Social and Employment
Town of Tsévié and village of Kélizio (Togo)
€3,000, third prize of the 2017 Student Solidarity Awards
€5,000 at the selection committee meeting on 21 October 2019
The wonderful story of the Yokoumi project began in May 2016. In the small village of Kelizio, Togo, a group of women shea butter producers met Elsa, a student, then on an internship. Together they came up with the idea of developing a fair trade approach. The idea was to promote their expertise and market their product in France. But above and beyond their own initiative, the women also wanted to develop the widest possible local economic and social fabric. Right at the beginning of the adventure, the decision was made to inject 20% of the profits generated by the sale of the products into a microcredit programme. The Togolese association "Solidarité Enfance et Vie" was appointed to manage it. Loans of around €70 are granted to women who want to start their own business in sewing, hairdressing, cooking and other activities.

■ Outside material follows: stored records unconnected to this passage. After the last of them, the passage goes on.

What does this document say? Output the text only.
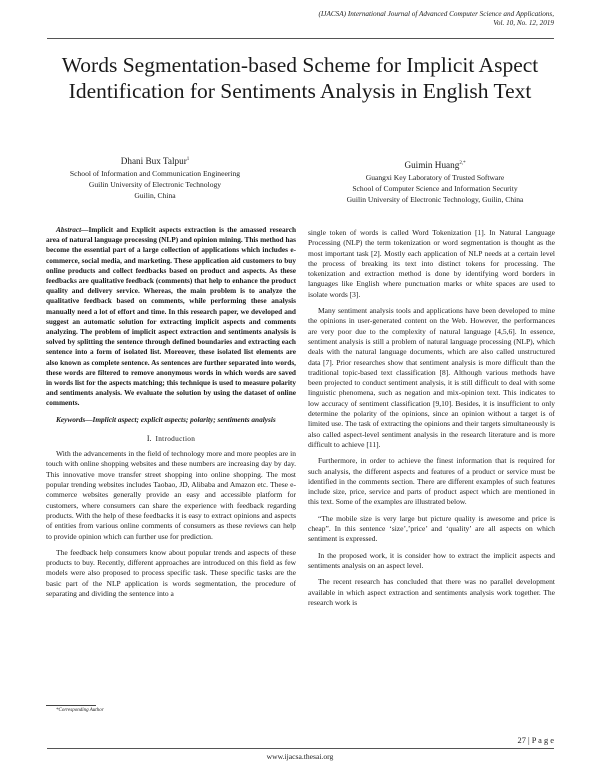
(IJACSA) International Journal of Advanced Computer Science and Applications,
Vol. 10, No. 12, 2019
Words Segmentation-based Scheme for Implicit Aspect Identification for Sentiments Analysis in English Text
Dhani Bux Talpur$^1$
School of Information and Communication Engineering
Guilin University of Electronic Technology
Guilin, China
Guimin Huang$^{2,*}$
Guangxi Key Laboratory of Trusted Software
School of Computer Science and Information Security
Guilin University of Electronic Technology, Guilin, China

Abstract—Implicit and Explicit aspects extraction is the amassed research area of natural language processing (NLP) and opinion mining. This method has become the essential part of a large collection of applications which includes e-commerce, social media, and marketing. These application aid customers to buy online products and collect feedbacks based on product and aspects. As these feedbacks are qualitative feedback (comments) that help to enhance the product quality and delivery service. Whereas, the main problem is to analyze the qualitative feedback based on comments, while performing these analysis manually need a lot of effort and time. In this research paper, we developed and suggest an automatic solution for extracting implicit aspects and comments analyzing. The problem of implicit aspect extraction and sentiments analysis is solved by splitting the sentence through defined boundaries and extracting each sentence into a form of isolated list. Moreover, these isolated list elements are also known as complete sentence. As sentences are further separated into words, these words are filtered to remove anonymous words in which words are saved in words list for the aspects matching; this technique is used to measure polarity and sentiments analysis. We evaluate the solution by using the dataset of online comments.

Keywords—Implicit aspect; explicit aspects; polarity; sentiments analysis

I. Introduction

With the advancements in the field of technology more and more peoples are in touch with online shopping websites and these numbers are increasing day by day. This innovative move transfer street shopping into online shopping. The most popular trending websites includes Taobao, JD, Alibaba and Amazon etc. These e-commerce websites generally provide an easy and accessible platform for customers, where consumers can share the experience with feedback regarding products. With the help of these feedbacks it is easy to extract opinions and aspects of entities from various online comments of consumers as these reviews can help to provide opinion which can further use for prediction.

The feedback help consumers know about popular trends and aspects of these products to buy. Recently, different approaches are introduced on this field as few models were also proposed to process specific task. These specific tasks are the basic part of the NLP application is words segmentation, the procedure of separating and dividing the sentence into a

single token of words is called Word Tokenization [1]. In Natural Language Processing (NLP) the term tokenization or word segmentation is thought as the most important task [2]. Mostly each application of NLP needs at a certain level the process of breaking its text into distinct tokens for processing. The tokenization and extraction method is done by identifying word borders in languages like English where punctuation marks or white spaces are used to isolate words [3].

Many sentiment analysis tools and applications have been developed to mine the opinions in user-generated content on the Web. However, the performances are very poor due to the complexity of natural language [4,5,6]. In essence, sentiment analysis is still a problem of natural language processing (NLP), which deals with the natural language documents, which are also called unstructured data [7]. Prior researches show that sentiment analysis is more difficult than the traditional topic-based text classification [8]. Although various methods have been projected to conduct sentiment analysis, it is still difficult to deal with some linguistic phenomena, such as negation and mix-opinion text. This indicates to low accuracy of sentiment classification [9,10]. Besides, it is insufficient to only determine the polarity of the opinions, since an opinion without a target is of limited use. The task of extracting the opinions and their targets simultaneously is also called aspect-level sentiment analysis in the research literature and is more difficult to achieve [11].

Furthermore, in order to achieve the finest information that is required for such analysis, the different aspects and features of a product or service must be identified in the comments section. There are different examples of such features include size, price, service and parts of product aspect which are mentioned in this text. Some of the examples are illustrated below.

“The mobile size is very large but picture quality is awesome and price is cheap”. In this sentence ‘size’,’price’ and ‘quality’ are all aspects on which sentiment is expressed.

In the proposed work, it is consider how to extract the implicit aspects and sentiments analysis on an aspect level.

The recent research has concluded that there was no parallel development available in which aspect extraction and sentiments analysis work together. The research work is

*Corresponding Author
27 | P a g e
www.ijacsa.thesai.org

When shea butter rhymes with success
In France, a team of students from Sciences Po Toulouse joined Elsa. In Togo, Délali Adedje, a young Togolese woman with a degree in development economics, became involved in the project’s local coordination. In 2017, Yokoumi began helping the group of women producers set up a proper cooperative. The same year, the association received the 3rd prize in the Veolia Foundation Student Solidarity Awards. Little by little, the network of distributors of shea products has expanded. And in 2018, already 30 micro-loans had been granted to Togolese women entrepreneurs, financed thanks to Yokoumi's work. In September 2019, two people will devote themselves to the association full-time.
In 2020, even further…
Of course, Yokoumi's slogan, "combining beauty and solidarity", has already served the cause of young Togolese women entrepreneurs well. But the association does not intend stopping there. With the renewed support of the Veolia Foundation, the association is strengthening its production capacity by equipping itself with a mill to process shea nuts.
Yokoumi is also aiming to obtain an "organic" label for the products with a view to penetrating a number of promising markets. Finally, access to a "fair trade" label will strengthen its legitimacy and attractiveness in this market segment.